— Она в порядке. Скоро университет заканчивает. Есть у нас взаимная симпатия, но пятнадцать лет разницы — не шутка.
— Не того боишься, дружище. Многие живут с молодыми жёнами и чувствуют себя вполне комфортно. Я бы на твоём месте не парился по этому поводу.
— Кто бы говорил! — усмехнулся Роман. — Тебя под дулом пистолета не женишь.
— Я — другое дело. Я женатым не был. Мне семейная жизнь противопоказана. Да и кто меня вытерпит? Хотя, если честно, мысли о создании семьи меня стали посещать. И последнее время всё чаще. Но я списываю это на одиночество и старение. Когда ухожу в море, всякая дурь из головы выветривается, и я снова становлюсь самим собой. А вот и Донато! Hola! C0mo estas, Donato?
К ним подошёл мужчина невысокого роста, средних лет, с морщинистым лицом, жилистыми руками и с огромным подносом.
— Bueno, senor John! — с улыбкой ответил мужчина, ставя на край стола поднос.
Пока Донато выставлял тарелки с различными блюдами, Ярин что-то ему говорил на испанском. Тот молча слушал и кивал головой. Затем, пожелав гостям приятного аппетита, удалился.
— Это муж хозяйки, — пояснил Алексей. — Я спросил у него, как он поживает, а Донато ответил, что хорошо. Потом я попросил его угостить посетителей за мой счёт «Гран-Феудо». Недорогое красное сухое вино, но местные его уважают. В жару такое в самый раз.
Кода Донато поставил на три столика бутылки с вином, посетители уважительно закивали головами и что-то стали говорить «Джону» Ярину. Тот поднял наполненный бокал и крикнул в их сторону:
— Amigos, les pido que beber a mi viejo amigo Romano.
Криницыну он перевёл:
— Я попросил их выпить за тебя, Рома.
— Спасибо! Я это понял, — сказал Роман, вежливо кивая в ответ на приветственные возгласы испанцев.
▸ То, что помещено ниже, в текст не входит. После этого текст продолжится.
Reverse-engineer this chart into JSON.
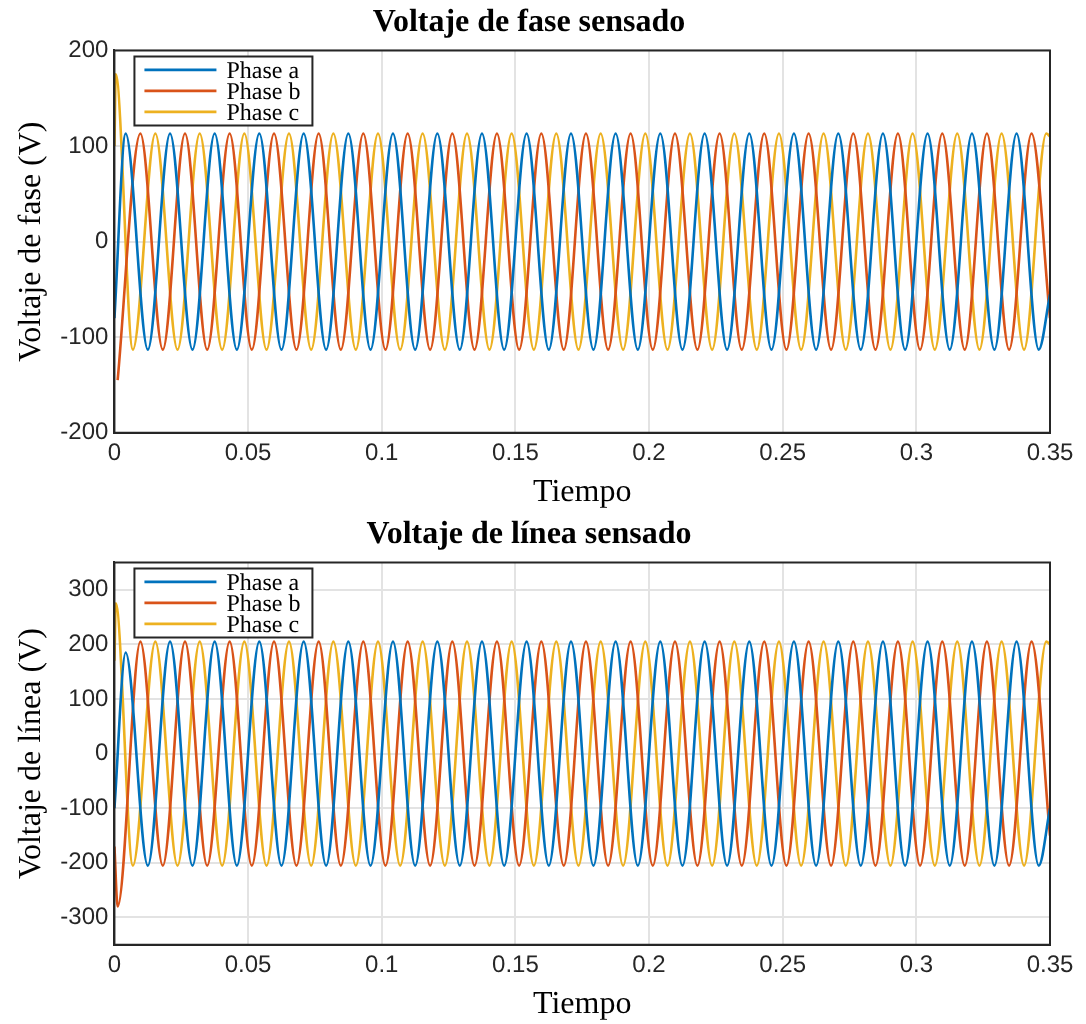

— Ладно, не обращай сильно внимания на местных завсегдатаев. Через пару минут они о тебе забудут и возобновят свой привычный разговор о рыбалке и ценах на рыбу. Им всегда кажется, что всё вокруг дорого, кроме рыбы. Ни разу не слышал здесь разговора о женщинах или каких-то серьёзных вещах. Ты лучше налегай на паэлью. Нигде так не готовят это блюдо, как здесь. Каждый день её ем — и не надоедает. Правда, иногда так захочется нашего армейского борща, что хоть домой возвращайся.
Он осёкся, задумался, а потом грустно добавил:
— Домой. А где мой дом? Разве что яхта.
— Ты же говорил, что у тебя дом почти у самого моря.
— Это дом брата. Да и то записан на тёщу. А раньше он принадлежал Гриневскому. Но дело не в этом. Боря никогда меня не попросит убраться. Просто всё временно как-то. У меня и на Родине не было ничего постоянного. Умом понимаю, что пора осесть, определиться, может быть, даже женится, но натура одиночки постоянно становится поперёк разума. Вот на яхте я себя чувствую в своей тарелке. Что улыбаешься? Ты ешь, ешь. Погоди, завтра дам тебе порулить в открытом море. Когда за горизонтом исчезнет берег и ты окажешься там, где, кроме воды и неба, ничего нет, где простор и синева, где чувствуется мощь и величие океана, а ты такой маленький, ничтожный посреди этой водной пустыни, вот тогда ты поймёшь, какое это наслаждение — ощущать себя частью огромного мира, готового тебя поглотить. Но у тебя есть палуба под ногами и штурвал в руках. И всё зависит от надёжности судна. Моя яхта хоть небольшая и неновая, но крепкая и красивая. Тебе, уверен, понравится.
— Даже не сомневаюсь. Ты так красиво рассказываешь, что я уже заразился от тебя морской романтикой.
— Лишь бы не морской болезнью, — расхохотался Алексей. — У меня была такая проблема при небольшом шторме. Но тебе повезло: в ближайшие дни штиль сохранится. Сможем не только на яхте прогуляться, но и в аквалангах понырять. Ну, как тебе паэлья?